Murphy Wealth, which was set up current chairman Brian Murphy in 1977 and is now run by his son Adrian, is expecting to deliver the seven-figure sum after experiencing a few lean years following the move to the city.
“We decided to move to Glasgow in 2013 - we’d sold our insurance broking business and I was looking at the next 40 years,” Mr Murphy junior said.
“It was significantly more difficult than I expected.
“We wanted to access a bigger pool of talent in Glasgow but finding people to work for us was proving difficult.
“The relationships we had built were also fairly early stage so we had to re-establish ourselves in a much more crowded market.”
This resulted in revenues dropping by around £200,000 to £450,000 in the first full year after the firm made the move, but Mr Murphy said that the figure has since risen by 67 per cent to £750,000.
He added that the £1m the firm is expecting to turn over in the current financial year should be accompanied by £400,000 in profits.
The reason for this, Mr Murphy said, is that the lean years “forced us to look carefully at what the business is, where we wanted it to go and how we were going to get there”.
On the one hand this has seen Murphy Wealth invest in areas such as technology and branding – changing its name from Murphy Financial to Murphy Wealth at the time of the Glasgow move - and on the other it has seen it refocus its attentions on a very specific segment of the market.

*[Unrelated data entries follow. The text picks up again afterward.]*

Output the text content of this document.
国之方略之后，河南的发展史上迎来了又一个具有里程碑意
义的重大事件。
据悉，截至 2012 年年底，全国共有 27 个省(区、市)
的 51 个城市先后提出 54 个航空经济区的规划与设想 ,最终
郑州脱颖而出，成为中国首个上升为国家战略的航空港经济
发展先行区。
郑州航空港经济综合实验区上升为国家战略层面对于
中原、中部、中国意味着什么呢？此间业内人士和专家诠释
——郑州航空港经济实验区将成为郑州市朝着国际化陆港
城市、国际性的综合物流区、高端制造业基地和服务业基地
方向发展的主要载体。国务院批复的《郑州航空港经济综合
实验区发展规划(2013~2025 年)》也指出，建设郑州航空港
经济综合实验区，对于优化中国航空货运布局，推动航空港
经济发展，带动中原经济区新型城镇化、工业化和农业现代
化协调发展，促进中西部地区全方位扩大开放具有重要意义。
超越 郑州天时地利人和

“We are wealth advisers for business owners and our target market is entrepreneurs in the 30-plus age bracket,” Mr Murphy explained.
“Our new client focus is very much on bringing in younger entrepreneurial clients that we can go on a journey with.
“Even when income was tight we were still turning away clients and sticking to our guns - otherwise the message gets lost.”
Mr Murphy believes this refocusing means the firm can offer its services in a different way to other financial advisory firms, whose customer demographic often means the advice revolves around retirement planning.
“We offer a service that doesn’t have to end with a transaction, which is ultimately what the problem with the industry has been,” Mr Murphy said.
“The industry is ripe for change and we believe technology will be a big part of what we do. Because the average age of a principal of an adviser firm is 58 take up of technology is relatively low.”
Mr Murphy sees technology as “an opportunity to engage down the generations with clients” and the firm spent £20,000 upgrading its technology in the last year.
So far it has invested in a customer relationship management system and will be launching an app over the summer.
“We want to give that to clients and say ‘have that then come to us and have a discussion’,” Mr Murphy said. “That’s a big thing for us in the next few months.”
While the refocusing means the firm is now unrecognisable from the one Mr Murphy senior set up, Mr Murphy said his father has supported him in all the changes.
“The only point at which I clashed with my dad was prior to moving to Glasgow - I had to sell the case to him,” he said. “He said ‘I’m at a certain age and Ayr has been good to us’.
“Once we got over that he supported me in everything we’ve done, even when things got a bit tight.”